Naar boven ↑

Rechtspraak

werknemer/werkgever
Rechtbank Den Haag, 15 november 2011
ECLI:NL:RBSGR:2011:BV1646

werknemer/werkgever

Voorlopige voorzieningenprocedure leent zich niet voor beoordeling arbeidsovereenkomst voor onbepaalde tijd. Toewijzing loonvordering

Werknemer is in 2009 in dienst getreden als kleermaker. Vanaf juli 2011 heeft werknemer geen salaris meer ontvangen. Hij vordert loon totdat de arbeidsovereenkomst rechtsgeldig is geëindigd. In een aangifte van diefstal bij de politie wordt verklaard dat werknemer op staande voet is ontslagen. Werkgever stelt dat de arbeidsovereenkomst voor bepaalde tijd bij schrijven van 31 mei 2011 is opgezegd en werknemer derhalve na die datum geen recht meer heeft op loon.

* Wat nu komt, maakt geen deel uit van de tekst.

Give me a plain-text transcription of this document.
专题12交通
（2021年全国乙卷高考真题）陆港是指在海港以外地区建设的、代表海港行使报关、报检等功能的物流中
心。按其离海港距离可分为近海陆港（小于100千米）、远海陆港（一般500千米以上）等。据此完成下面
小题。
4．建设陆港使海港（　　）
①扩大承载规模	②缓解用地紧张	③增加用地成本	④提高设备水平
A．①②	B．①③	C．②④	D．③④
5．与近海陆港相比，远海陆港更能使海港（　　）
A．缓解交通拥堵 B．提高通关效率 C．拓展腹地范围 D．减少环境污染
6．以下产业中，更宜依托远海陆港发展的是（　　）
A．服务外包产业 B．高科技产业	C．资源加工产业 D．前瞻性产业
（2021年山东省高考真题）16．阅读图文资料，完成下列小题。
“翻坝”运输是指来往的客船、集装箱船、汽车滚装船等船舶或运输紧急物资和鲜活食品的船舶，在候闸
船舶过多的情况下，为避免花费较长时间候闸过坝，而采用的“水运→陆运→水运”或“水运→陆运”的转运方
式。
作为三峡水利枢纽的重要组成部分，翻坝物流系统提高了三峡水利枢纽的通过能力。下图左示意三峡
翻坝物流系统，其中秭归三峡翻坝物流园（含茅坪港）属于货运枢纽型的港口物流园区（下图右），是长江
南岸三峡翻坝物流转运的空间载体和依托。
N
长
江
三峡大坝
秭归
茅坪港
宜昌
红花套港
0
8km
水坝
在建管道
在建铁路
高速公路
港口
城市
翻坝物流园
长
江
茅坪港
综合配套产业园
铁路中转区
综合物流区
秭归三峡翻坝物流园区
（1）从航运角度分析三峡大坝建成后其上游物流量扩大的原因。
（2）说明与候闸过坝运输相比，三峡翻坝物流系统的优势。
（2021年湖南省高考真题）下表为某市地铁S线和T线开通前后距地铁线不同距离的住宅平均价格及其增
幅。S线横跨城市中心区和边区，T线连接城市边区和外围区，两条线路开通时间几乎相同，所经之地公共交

De kantonrechter oordeelt dat tussen partijen vaststaat dat werknemer ook na 31 mei 2011 werkzaamheden voor werkgever heeft verricht, zodat moet worden aangenomen dat werknemer na 31 mei 2011 in dienst is gebleven. Voor de verdere beoordeling van de vordering tot doorbetaling van loon dient de vraag beantwoord te worden of partijen een arbeidsovereenkomst voor onbepaalde tijd zijn overeengekomen. Werknemer heeft namelijk twee arbeidsovereenkomsten voor bepaalde tijd overgelegd. De eerste overeenkomst is gesloten voor de periode van 1 februari 2010 tot en met 31 mei 2011. Op deze overeenkomst staan handtekeningen vermeld, waarvan één van werknemer zou zijn. De tweede overeenkomst, die niet ondertekend is, zou zijn gesloten voor de periode van 1 mei 2011 tot en met 31 oktober 2011. Werknemer heeft gesteld dat de arbeidsovereenkomst voor onbepaalde tijd, die is opgesteld ter verkrijging van de tewerkstellingsvergunning, de tussen partijen geldende overeenkomst is en hij heeft bestreden dat hij de twee contracten voor bepaalde tijd kent, laat staan heeft ondertekend. Zonder nadere bewijslevering, waarvoor de voorlopige voorzieningenprocedure zich niet leent, kan niet worden vastgesteld of de stellingen van werknemer juist zijn. De loonvordering wordt toegewezen tot 1 november 2011. De loonvordering over de maanden september 2009 tot en met april 2010 wordt afgewezen, omdat in deze procedure niet kan worden vastgesteld of over deze periode nog een bedrag aan salaris aan werknemer verschuldigd is.